FEAR AND LOATHING IN IVC.
     Many of us at Irvine Valley College are dejected and dispirited because district leadership (i.e., the Chancellor and BOT) fails to perceive the painfully obvious: that much is wrong with the college and its top leadership. That leadership is largely incompetent (especially at the tip top) and it has long settled into a culture of bullying. To this, the BOT remain resolutely oblivious. We sure do draw attention to it here at DtB, but to no avail, it seems.

IT’S A TECHNOLOGY PARK, I GUESS.
     ATEP continues to be a problem for the district, a money pit and an emblem of continued wrong values.
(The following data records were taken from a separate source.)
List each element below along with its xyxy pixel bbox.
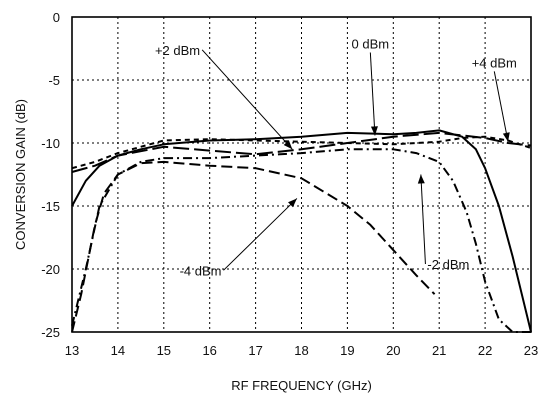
annotation-arrow-4 bbox=[417, 174, 426, 265]
x-tick-label-6: 19 bbox=[340, 343, 354, 358]
x-axis-title: RF FREQUENCY (GHz) bbox=[231, 378, 372, 393]
x-tick-label-5: 18 bbox=[294, 343, 308, 358]
annotation-label-0: +2 dBm bbox=[155, 43, 200, 58]
x-tick-label-7: 20 bbox=[386, 343, 400, 358]
annotation-arrow-0 bbox=[201, 49, 293, 150]
series-lines bbox=[71, 129, 532, 333]
annotation-label-2: +4 dBm bbox=[472, 55, 517, 70]
x-tick-label-0: 13 bbox=[65, 343, 79, 358]
annotation-arrow-3 bbox=[223, 198, 298, 271]
x-tick-label-2: 15 bbox=[157, 343, 171, 358]
y-tick-labels: 0 -5 -10 -15 -20 -25 bbox=[41, 10, 60, 340]
annotation-arrow-2 bbox=[493, 71, 510, 142]
x-tick-label-1: 14 bbox=[111, 343, 125, 358]
y-tick-label-1: -5 bbox=[48, 73, 60, 88]
y-tick-label-5: -25 bbox=[41, 325, 60, 340]
x-tick-label-4: 17 bbox=[248, 343, 262, 358]
grid-lines bbox=[72, 17, 531, 332]
y-tick-label-3: -15 bbox=[41, 199, 60, 214]
x-tick-label-3: 16 bbox=[202, 343, 216, 358]
series-line-2 bbox=[71, 135, 532, 170]
x-tick-label-9: 22 bbox=[478, 343, 492, 358]
annotation-arrows bbox=[201, 49, 510, 271]
series-line-1 bbox=[71, 131, 532, 173]
y-tick-label-4: -20 bbox=[41, 262, 60, 277]
annotation-label-1: 0 dBm bbox=[352, 37, 390, 52]
series-line-3 bbox=[71, 148, 531, 333]
x-tick-labels: 13 14 15 16 17 18 19 20 21 22 23 bbox=[65, 343, 538, 358]
annotation-label-4: -2 dBm bbox=[427, 257, 469, 272]
x-tick-label-10: 23 bbox=[524, 343, 538, 358]
series-line-0 bbox=[71, 129, 532, 333]
series-line-4 bbox=[71, 160, 436, 333]
y-axis-title: CONVERSION GAIN (dB) bbox=[13, 99, 28, 250]
annotation-arrow-1 bbox=[369, 52, 378, 136]
x-tick-label-8: 21 bbox=[432, 343, 446, 358]
annotation-labels: +2 dBm 0 dBm +4 dBm -4 dBm -2 dBm bbox=[155, 37, 517, 279]
annotation-label-3: -4 dBm bbox=[180, 263, 222, 278]
plot-frame bbox=[71, 16, 532, 333]
y-tick-label-0: 0 bbox=[53, 10, 60, 25]
y-tick-label-2: -10 bbox=[41, 136, 60, 151]
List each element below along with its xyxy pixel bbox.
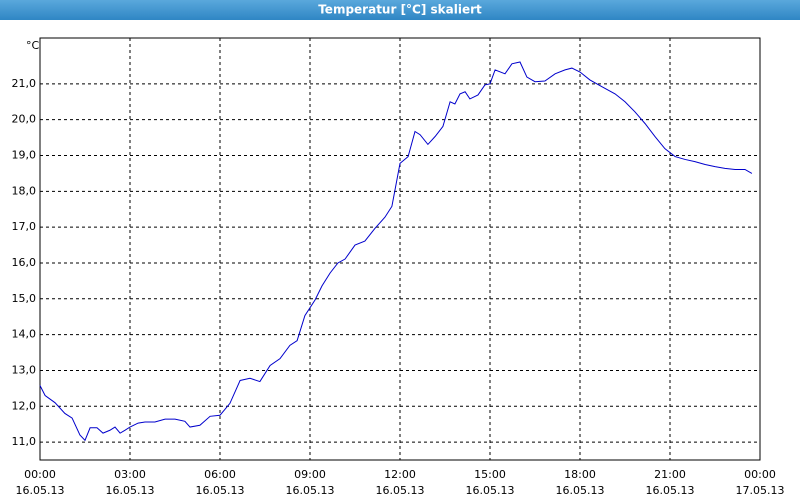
y-tick-label: 12,0 — [12, 399, 37, 412]
y-tick-label: 16,0 — [12, 256, 37, 269]
x-tick-label: 18:00 — [564, 468, 596, 481]
y-tick-label: 15,0 — [12, 292, 37, 305]
y-unit: °C — [26, 39, 40, 52]
x-tick-label: 00:00 — [744, 468, 776, 481]
x-tick-date: 16.05.13 — [106, 484, 155, 497]
y-tick-label: 11,0 — [12, 435, 37, 448]
y-tick-label: 19,0 — [12, 149, 37, 162]
y-tick-label: 18,0 — [12, 184, 37, 197]
y-tick-label: 20,0 — [12, 113, 37, 126]
data-line — [39, 61, 753, 442]
x-tick-label: 09:00 — [294, 468, 326, 481]
x-tick-date: 16.05.13 — [376, 484, 425, 497]
x-tick-date: 16.05.13 — [196, 484, 245, 497]
x-tick-label: 21:00 — [654, 468, 686, 481]
x-tick-date: 16.05.13 — [16, 484, 65, 497]
chart-title: Temperatur [°C] skaliert — [318, 3, 482, 17]
x-tick-date: 16.05.13 — [286, 484, 335, 497]
x-tick-label: 06:00 — [204, 468, 236, 481]
y-tick-label: 17,0 — [12, 220, 37, 233]
x-tick-date: 16.05.13 — [466, 484, 515, 497]
x-tick-label: 15:00 — [474, 468, 506, 481]
y-tick-label: 21,0 — [12, 77, 37, 90]
x-tick-date: 17.05.13 — [736, 484, 785, 497]
title-bar — [0, 0, 800, 20]
y-tick-label: 14,0 — [12, 328, 37, 341]
x-tick-label: 00:00 — [24, 468, 56, 481]
x-tick-label: 12:00 — [384, 468, 416, 481]
y-tick-label: 13,0 — [12, 363, 37, 376]
x-tick-date: 16.05.13 — [556, 484, 605, 497]
x-tick-label: 03:00 — [114, 468, 146, 481]
x-tick-date: 16.05.13 — [646, 484, 695, 497]
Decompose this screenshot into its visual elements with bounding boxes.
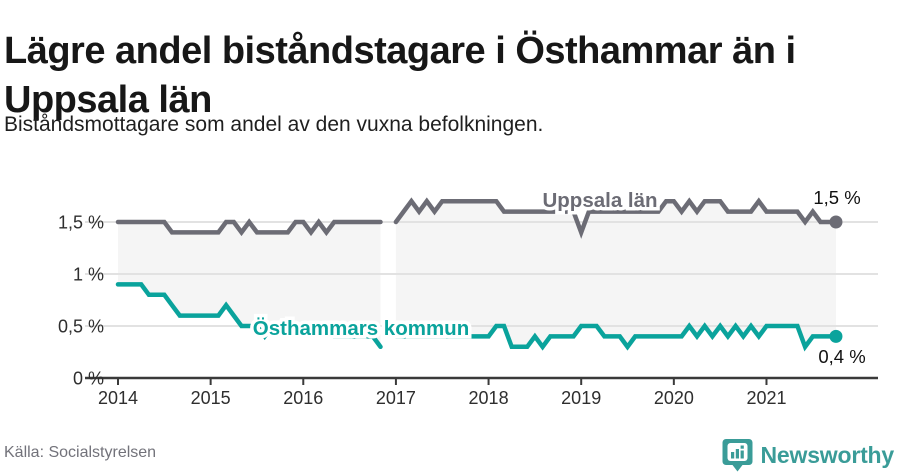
series-end-dot bbox=[829, 215, 843, 229]
x-tick-label: 2016 bbox=[283, 388, 323, 408]
x-tick-label: 2020 bbox=[654, 388, 694, 408]
x-tick-label: 2017 bbox=[376, 388, 416, 408]
series-end-value-label: 1,5 % bbox=[813, 187, 860, 208]
y-tick-label: 0 % bbox=[73, 369, 104, 389]
brand-name: Newsworthy bbox=[760, 441, 895, 468]
source-note: Källa: Socialstyrelsen bbox=[4, 444, 157, 461]
y-tick-label: 1,5 % bbox=[58, 213, 104, 233]
x-tick-label: 2021 bbox=[746, 388, 786, 408]
x-tick-label: 2014 bbox=[98, 388, 138, 408]
series-label: Uppsala län bbox=[542, 189, 657, 212]
y-tick-label: 1 % bbox=[73, 265, 104, 285]
x-tick-label: 2018 bbox=[469, 388, 509, 408]
x-tick-label: 2015 bbox=[191, 388, 231, 408]
series-line bbox=[115, 282, 383, 350]
series-label: Östhammars kommun bbox=[253, 317, 469, 340]
chart-title: Lägre andel biståndstagare i Östhammar ä… bbox=[4, 30, 796, 122]
series-end-dot bbox=[829, 329, 843, 343]
y-tick-label: 0,5 % bbox=[58, 317, 104, 337]
series-line bbox=[115, 218, 383, 237]
chart-subtitle: Biståndsmottagare som andel av den vuxna… bbox=[4, 113, 544, 136]
series-line bbox=[393, 197, 839, 239]
bar-chart-pin-icon bbox=[722, 439, 753, 472]
brand-logo: Newsworthy bbox=[722, 438, 894, 472]
x-tick-label: 2019 bbox=[561, 388, 601, 408]
series-end-value-label: 0,4 % bbox=[818, 346, 865, 367]
series-line bbox=[393, 322, 839, 352]
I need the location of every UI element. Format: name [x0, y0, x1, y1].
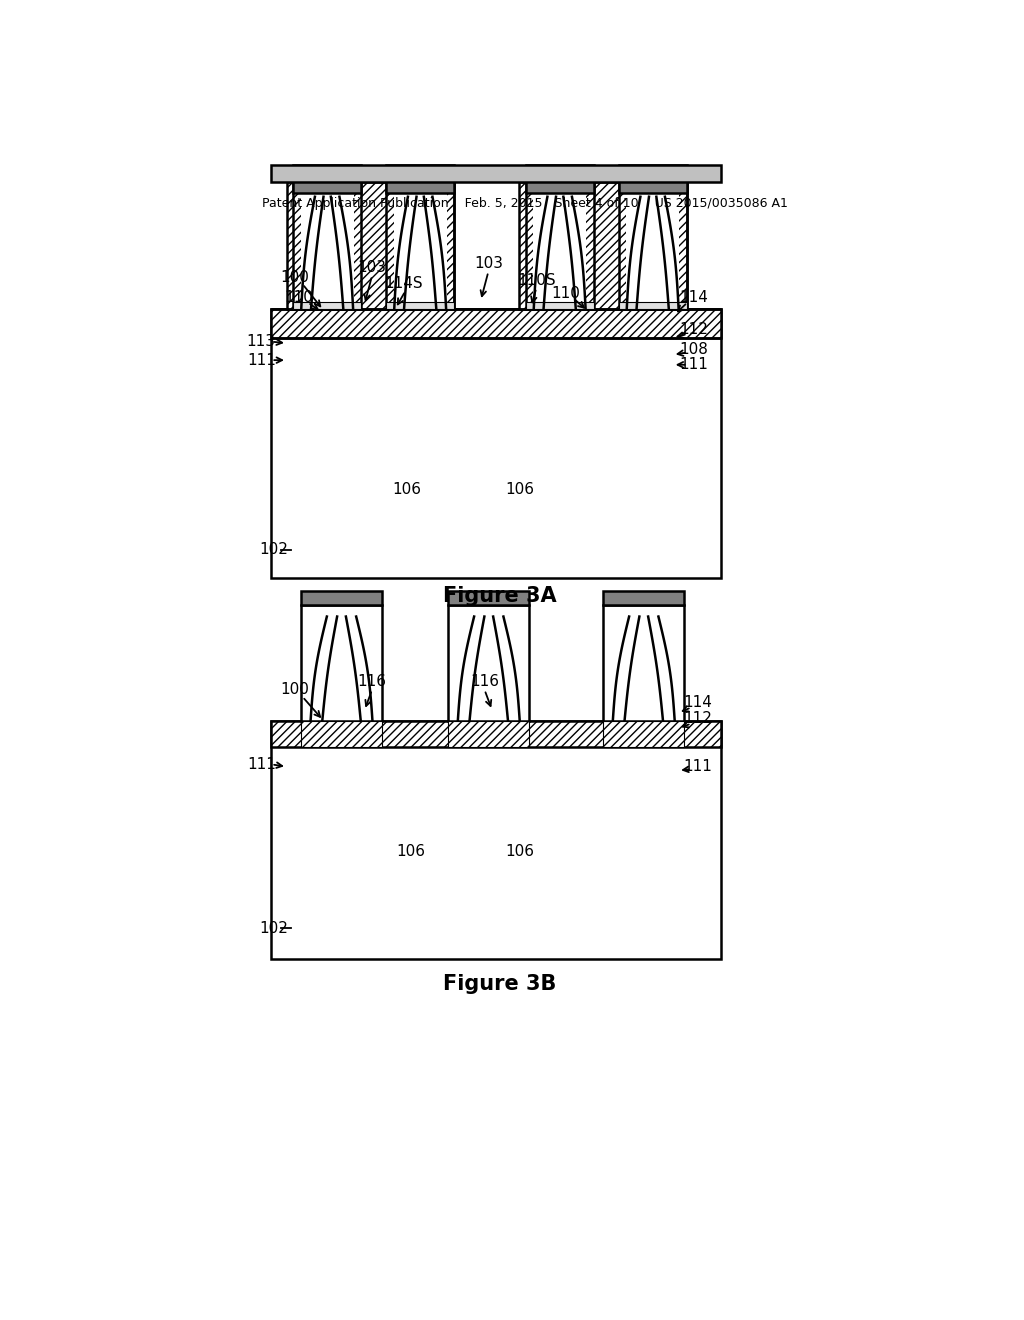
Bar	[618, 302, 687, 309]
Text: 108: 108	[679, 342, 709, 356]
Bar	[386, 165, 455, 193]
Text: 112: 112	[679, 322, 709, 337]
Bar	[293, 181, 361, 309]
Bar	[301, 591, 382, 605]
Bar	[603, 605, 684, 721]
Text: 111: 111	[683, 759, 712, 775]
Bar	[394, 187, 446, 302]
Bar	[603, 721, 684, 747]
Text: 100: 100	[281, 271, 309, 285]
Text: 114S: 114S	[384, 276, 423, 290]
Bar	[534, 187, 586, 302]
Bar	[618, 165, 687, 193]
Text: 116: 116	[470, 675, 499, 689]
Text: 100: 100	[281, 682, 309, 697]
Bar	[287, 181, 455, 309]
Text: 106: 106	[396, 843, 425, 859]
Text: 113: 113	[247, 334, 275, 350]
Text: 110S: 110S	[517, 272, 556, 288]
Text: 114: 114	[679, 289, 709, 305]
Bar	[301, 721, 382, 747]
Text: 102: 102	[259, 921, 288, 936]
Text: Patent Application Publication    Feb. 5, 2015   Sheet 4 of 10    US 2015/003508: Patent Application Publication Feb. 5, 2…	[262, 197, 787, 210]
Bar	[449, 605, 529, 721]
Bar	[293, 302, 361, 309]
Bar	[271, 309, 721, 338]
Bar	[301, 605, 382, 721]
Text: 111: 111	[247, 352, 275, 368]
Text: 106: 106	[505, 843, 534, 859]
Bar	[449, 721, 529, 747]
Bar	[519, 181, 687, 309]
Bar	[271, 721, 721, 747]
Bar	[525, 165, 594, 193]
Bar	[271, 721, 721, 960]
Bar	[271, 165, 721, 182]
Bar	[525, 302, 594, 309]
Bar	[525, 181, 594, 309]
Text: 111: 111	[247, 756, 275, 772]
Text: 112: 112	[683, 711, 712, 726]
Text: 114: 114	[683, 696, 712, 710]
Text: 111: 111	[679, 358, 709, 372]
Text: Figure 3B: Figure 3B	[443, 974, 557, 994]
Text: 106: 106	[392, 482, 422, 498]
Text: 106: 106	[505, 482, 534, 498]
Bar	[449, 591, 529, 605]
Text: 110: 110	[284, 289, 313, 305]
Bar	[603, 591, 684, 605]
Bar	[386, 181, 455, 309]
Text: 116: 116	[357, 675, 387, 689]
Bar	[301, 187, 353, 302]
Text: 103: 103	[357, 260, 387, 276]
Text: 103: 103	[474, 256, 503, 272]
Bar	[618, 181, 687, 309]
Bar	[271, 309, 721, 578]
Text: Figure 3A: Figure 3A	[443, 586, 557, 606]
Text: 110: 110	[552, 285, 581, 301]
Text: 102: 102	[259, 543, 288, 557]
Bar	[627, 187, 679, 302]
Bar	[293, 165, 361, 193]
Bar	[386, 302, 455, 309]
Unfortunately, the early development of that property occurred at the district’s historical nadir: the disastrous era of the “board majority” (c. 1996-200?).
     Despite state law, which grants to faculty (not administrators) primary authority over the development of instructional programs, faculty have always taken a back seat in the development of ATEP and its programs. The latter endeavor has gone so badly that, after more than 15 years of effort and expense, ATEP remains a tiny tin school of who-knows-what. And faculty continue to be largely in the dark about the meaning and future of “ATEP” (the “advanced technology and education park”).
     Further, the presidents of the two colleges have long pursued a pissing contest over control of this dubious facility. This has annoyed the chancellor. But not enough.


A REVERSAL OF PROPORTIONS.
     A new 800 pound gorilla has entered the SOCCCD zoo.
     The district has always been dominated by the larger Saddleback College (the district, of course, started with solitary Saddleback College nearly 50 years ago; "north campus" was opened in 1979). To this day, the district has been burdened by typical (and atypical?) large college/small college tensions.
     But now there’s surprising new writing on the wall, and it proclaims a massive change: Saddleback College has stopped growing; meanwhile IVC will grow tremendously. It’s just a matter of time: IVC will become the new “big sister” of the SOCCCD.
     One wonders if this approaching reality will cause certain heads, located 15 miles to the south, to simply pop. That would be my guess.

*Naturally, the district has not always been called the "South Orange County Community College District."